Они оба перетаптывались на месте, не решаясь уходить, словно ожидая, что я передумаю и что-то потребую взамен. Но я не требовал ничего, а вместо этого помахал рукой подходившей со стороны озера Дрике с Тигром на руках. Этот полосатый зверь, недавно еще дикий, вдруг оказался на редкость большим любителем сидеть на коленях, также перемещаться с помощью чужих ног, удобно устроившись на руках.
– Дрика, садись пока к Эрике в машину,– сказал я ей,– кота можешь взять с собой. Джейк поедет на твоем месте, будет показывать дорогу.
– Ну мы пойдем,– сказала мулатка, увидев, что я демонстративно не обращаю на них внимания.– В общем, если тебе что-то понадобится, ты знаешь, где меня искать.
Сказано было как шутка, но предложено понимать как угодно.
Они ушли, но заявились Эрика с братом, вид которого, если честно, внушал сейчас куда больше уважения, чем вчера. Не только негры ненавидят «уиггеров», но и у меня самого к ним отношение примерно такое же. Как бы я относился, например, к негру, который старательно выдавал себя за русского, невзирая ни на какие резоны? Примерно так же, пожалуй.
– Джейк, тебе из чего стрелять доводилось? – спросил я.
– Из всего, наверное,– пожал он плечами.– У отца был «калашников», еще я много стрелял из AR15. Дробовик, двадцать второй калибр с рычагом. Винтовки с болтом. Пистолет, револьвер.

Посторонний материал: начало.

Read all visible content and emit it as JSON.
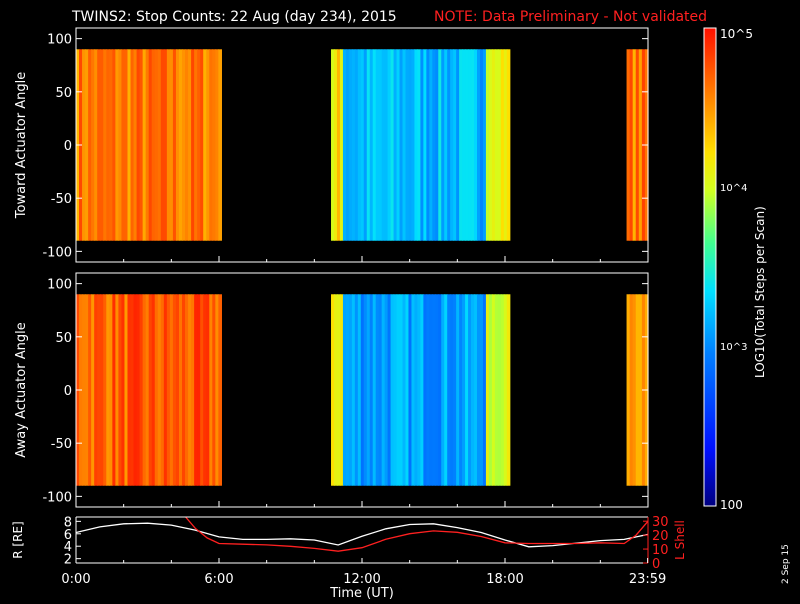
{
  "title": {
    "main": "TWINS2: Stop Counts: 22 Aug (day 234), 2015",
    "note": "NOTE: Data Preliminary - Not validated"
  },
  "colors": {
    "background": "#000000",
    "axes": "#ffffff",
    "note": "#ff2020",
    "r_line": "#ffffff",
    "lshell_line": "#ff2020"
  },
  "colorbar": {
    "label": "LOG10(Total Steps per Scan)",
    "ticks": [
      "10^5",
      "10^4",
      "10^3",
      "100"
    ],
    "range": [
      100,
      100000
    ],
    "scale": "log",
    "colormap": "rainbow (blue low, red high)"
  },
  "date_stamp": "2 Sep 15",
  "chart_data": [
    {
      "type": "heatmap",
      "panel": "top",
      "ylabel": "Toward Actuator Angle",
      "ylim": [
        -110,
        110
      ],
      "yticks": [
        100,
        50,
        0,
        -50,
        -100
      ],
      "xlim": [
        0,
        24
      ],
      "data_segments_hours": [
        [
          0,
          6.1
        ],
        [
          10.7,
          18.2
        ],
        [
          23.1,
          24
        ]
      ],
      "segment_mean_log": [
        4.6,
        3.2,
        4.6
      ],
      "angle_range": [
        -90,
        90
      ]
    },
    {
      "type": "heatmap",
      "panel": "middle",
      "ylabel": "Away Actuator Angle",
      "ylim": [
        -110,
        110
      ],
      "yticks": [
        100,
        50,
        0,
        -50,
        -100
      ],
      "xlim": [
        0,
        24
      ],
      "data_segments_hours": [
        [
          0,
          6.1
        ],
        [
          10.7,
          18.2
        ],
        [
          23.1,
          24
        ]
      ],
      "segment_mean_log": [
        4.7,
        3.1,
        4.6
      ],
      "angle_range": [
        -90,
        90
      ]
    },
    {
      "type": "line",
      "panel": "bottom",
      "ylabel_left": "R [RE]",
      "ylabel_right": "L Shell",
      "yticks_left": [
        8,
        6,
        4,
        2
      ],
      "yticks_right": [
        30,
        20,
        10,
        0
      ],
      "ylim_left": [
        1.3,
        8.7
      ],
      "ylim_right": [
        0,
        33
      ],
      "xlabel": "Time (UT)",
      "xticks": [
        "0:00",
        "6:00",
        "12:00",
        "18:00",
        "23:59"
      ],
      "series": [
        {
          "name": "R",
          "x": [
            0,
            1,
            2,
            3,
            4,
            5,
            6,
            7,
            8,
            9,
            10,
            11,
            12,
            13,
            14,
            15,
            16,
            17,
            18,
            19,
            20,
            21,
            22,
            23,
            24
          ],
          "y": [
            6.2,
            7.1,
            7.6,
            7.7,
            7.4,
            6.6,
            5.5,
            5.1,
            5.1,
            5.2,
            5.0,
            4.2,
            5.6,
            6.8,
            7.5,
            7.6,
            7.0,
            6.2,
            5.0,
            3.9,
            4.1,
            4.5,
            4.9,
            5.1,
            5.9
          ]
        },
        {
          "name": "L Shell",
          "x": [
            4.6,
            5.0,
            5.5,
            6.0,
            7,
            8,
            9,
            10,
            11,
            12,
            13,
            14,
            15,
            16,
            17,
            18,
            19,
            20,
            21,
            22,
            23,
            23.5,
            24
          ],
          "y": [
            33,
            25,
            18,
            14,
            13.5,
            13,
            12,
            10.5,
            8.5,
            11,
            17,
            21,
            23,
            22,
            19,
            14.5,
            14,
            14,
            14,
            14.5,
            14,
            20,
            30
          ]
        }
      ]
    }
  ]
}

Вот как. Правильные у парня родители были, научили чему-то полезному. В России, к сожалению, с ее законами так не выйдет. У нас не любят, когда население стрелять умеет и ему есть из чего стрелять. Стреляет у нас власть все больше. Как сейчас – не скажу, но раньше и в армии старались особо стрелять не учить. На проверке отстрелялся, хорошо если сам, и достаточно. А то так научится, а потом власть любить не будет, и что тогда?

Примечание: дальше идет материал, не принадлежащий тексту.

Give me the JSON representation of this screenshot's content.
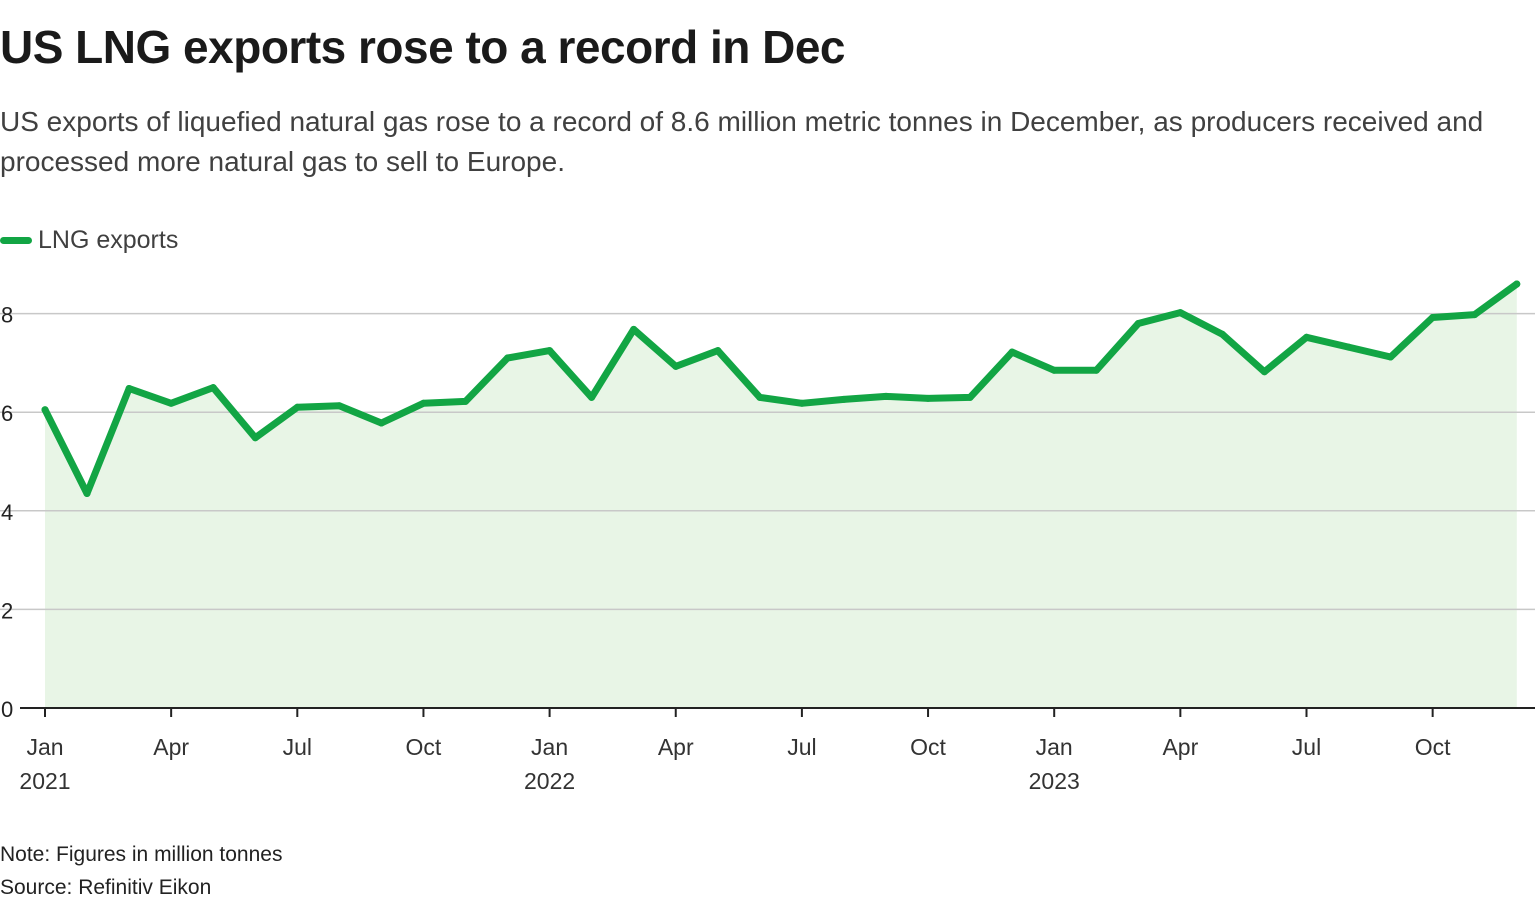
{
  "title": "US LNG exports rose to a record in Dec",
  "subtitle": "US exports of liquefied natural gas rose to a record of 8.6 million metric tonnes in December, as producers received and processed more natural gas to sell to Europe.",
  "note": "Note: Figures in million tonnes",
  "source": "Source: Refinitiv Eikon",
  "colors": {
    "line": "#12a544",
    "area": "#e8f5e6",
    "grid": "#c8c8c8",
    "axis": "#222222"
  },
  "chart_data": {
    "type": "line",
    "title": "US LNG exports rose to a record in Dec",
    "xlabel": "",
    "ylabel": "",
    "ylim": [
      0,
      8.6
    ],
    "yticks": [
      0,
      2,
      4,
      6,
      8
    ],
    "series": [
      {
        "name": "LNG exports",
        "values": [
          6.05,
          4.35,
          6.48,
          6.18,
          6.5,
          5.48,
          6.1,
          6.13,
          5.78,
          6.18,
          6.22,
          7.1,
          7.25,
          6.3,
          7.68,
          6.93,
          7.25,
          6.3,
          6.18,
          6.26,
          6.32,
          6.28,
          6.3,
          7.22,
          6.85,
          6.85,
          7.8,
          8.02,
          7.58,
          6.82,
          7.52,
          7.32,
          7.12,
          7.92,
          7.98,
          8.6
        ]
      }
    ],
    "x_tick_labels": [
      {
        "index": 0,
        "month": "Jan",
        "year": "2021"
      },
      {
        "index": 3,
        "month": "Apr"
      },
      {
        "index": 6,
        "month": "Jul"
      },
      {
        "index": 9,
        "month": "Oct"
      },
      {
        "index": 12,
        "month": "Jan",
        "year": "2022"
      },
      {
        "index": 15,
        "month": "Apr"
      },
      {
        "index": 18,
        "month": "Jul"
      },
      {
        "index": 21,
        "month": "Oct"
      },
      {
        "index": 24,
        "month": "Jan",
        "year": "2023"
      },
      {
        "index": 27,
        "month": "Apr"
      },
      {
        "index": 30,
        "month": "Jul"
      },
      {
        "index": 33,
        "month": "Oct"
      }
    ]
  }
}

Вообще во властях американских мне нравилось всегда немногое, но за одно качество я их уважал – они никогда не оспаривали право людей на самозащиту. Как бы сами ни жульничали со своим населением, как бы ни мухлевали, а риск того, что кто-то возьмет винтовку и в отместку стрельнет во власть предержащую, принимали стоически. Даже полицейские, в которых время от времени палили сошедшие с ума обыватели, не требовали немедленного и полного запрета на продажу оружия. Такой крепости духа у российских властей с царских времен не наблюдалось – что при советской власти, что позже, при «демократах». Рефлекс у властей один – самооборона, прикрываемая фарисейской болтовней о том, что народ «друг друга постреляет». А зачем народу друг в друга стрелять, интересно? Нет других кандидатур на отстрел, пожирней? Кто-то где-то лукавил в этом моменте, и лукавил сильно, беззастенчиво.
Впрочем, теперь-то о чем говорить? Нет уже ни власти, ни народа толком – съедены все.